Know the tendencies of SIs
All of the three systems integrators can deliver on SAP projects like an S/4HANA implementation, but they also exhibit tendencies that customers should consider during the selection process, Riley said.
For example, for overall strategic vision, UpperEdge found that Accenture tends to focus on the roadmap journey of the implementation project while Deloitte focuses on meeting the business case goals and IBM focuses on the technical aspects of implementing the platform, according to Riley. The report noted that there are differences in their levels of participation in the project work. Accenture tends to have more control, Deloitte tends to work more with clients and IBM tends to have the clients do more of the work.
"Essentially, Accenture's going to do it to you, Deloitte's going to do it with you, IBM's going to do it for you," he said.
One area of similarity between all three SAP systems integrators is in estimating what the implementations are going to cost, according to Belden. All of the vendors provided legitimate estimates of their project costs, but all of the estimates were at the lower end of the spectrum for what would be expected for implementation projects like these.
"This was a little bit surprising because most of the time we're dealing with a competitive scenario where these guys are in competition and they know price oftentimes wins," he said. "But this even happens in sole source engagements where we've seen these big firms offer a lower reasonable price for what's going to be required to put this in."
Belden explained that the vendors may offer these lower estimates as a way to get projects launched.
Different SIs for different projects
The different approaches should influence organizations to select an SI based mainly on the type of project that they are doing, Belden said.
"If you've got a very experienced SAP team and you're trying to move from ECC to S/4HANA, you would be more apt to go with IBM, who's going to act more like an order taker who delivers exactly what the client needs," he said. "If you're looking to do a transformation where you're trying to fundamentally change the organization and their business processes, Deloitte and/or Accenture are most likely going to be better choices."
The ultimate differentiator in any implementation project is the quality of the talent that the SI makes available to the organization, Riley said. The organization also has to take an active role in the process to make sure the job is done the way the organization wants it to be done, which could mean negotiating uncharted territory.

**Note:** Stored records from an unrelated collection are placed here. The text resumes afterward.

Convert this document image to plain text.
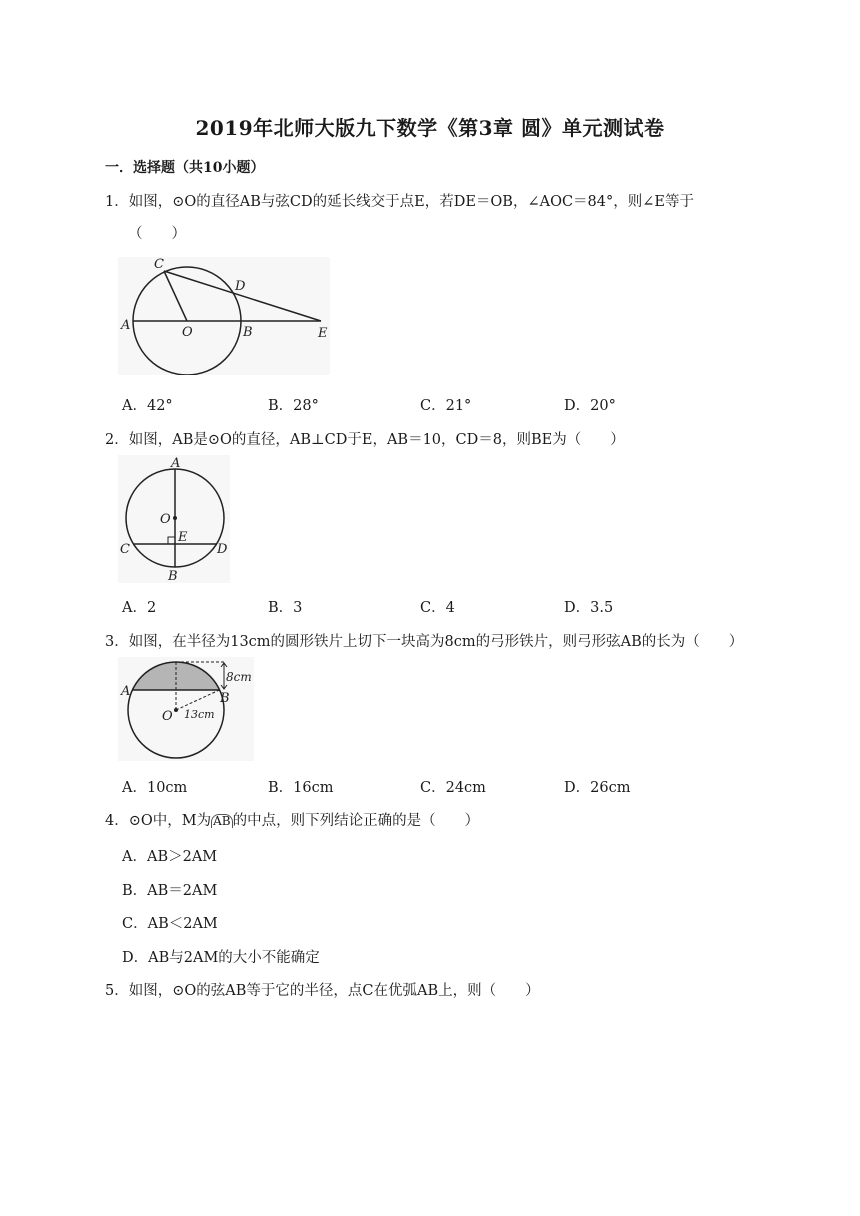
2019年北师大版九下数学《第3章 圆》单元测试卷
一．选择题（共10小题）
1．如图，⊙O的直径AB与弦CD的延长线交于点E，若DE＝OB，∠AOC＝84°，则∠E等于
（　　）
C
D
A	O	B	E
A．42°	B．28°	C．21°	D．20°
2．如图，AB是⊙O的直径，AB⊥CD于E，AB＝10，CD＝8，则BE为（　　）
A
O
E
C	D
B
A．2	B．3	C．4	D．3.5
3．如图，在半径为13cm的圆形铁片上切下一块高为8cm的弓形铁片，则弓形弦AB的长为（　　）
A	B
O
8cm
13cm
A．10cm	B．16cm	C．24cm	D．26cm
4．⊙O中，M为 AB 的中点，则下列结论正确的是（　　）
A．AB＞2AM
B．AB＝2AM
C．AB＜2AM
D．AB与2AM的大小不能确定
5．如图，⊙O的弦AB等于它的半径，点C在优弧AB上，则（　　）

"You can have the greatest methodologies and the greatest organization, but unless you get the right talent for your particular situation, you're going to end up having a lot of issues," he said. "A lot of onus on this is on the client, because, quite honestly, they don't know how to do it the right way, and the vendors end up navigating through that process in the way that's most beneficial to them. There's a tremendous amount of responsibility for the clients to take on how they orchestrate this and how they execute on the process."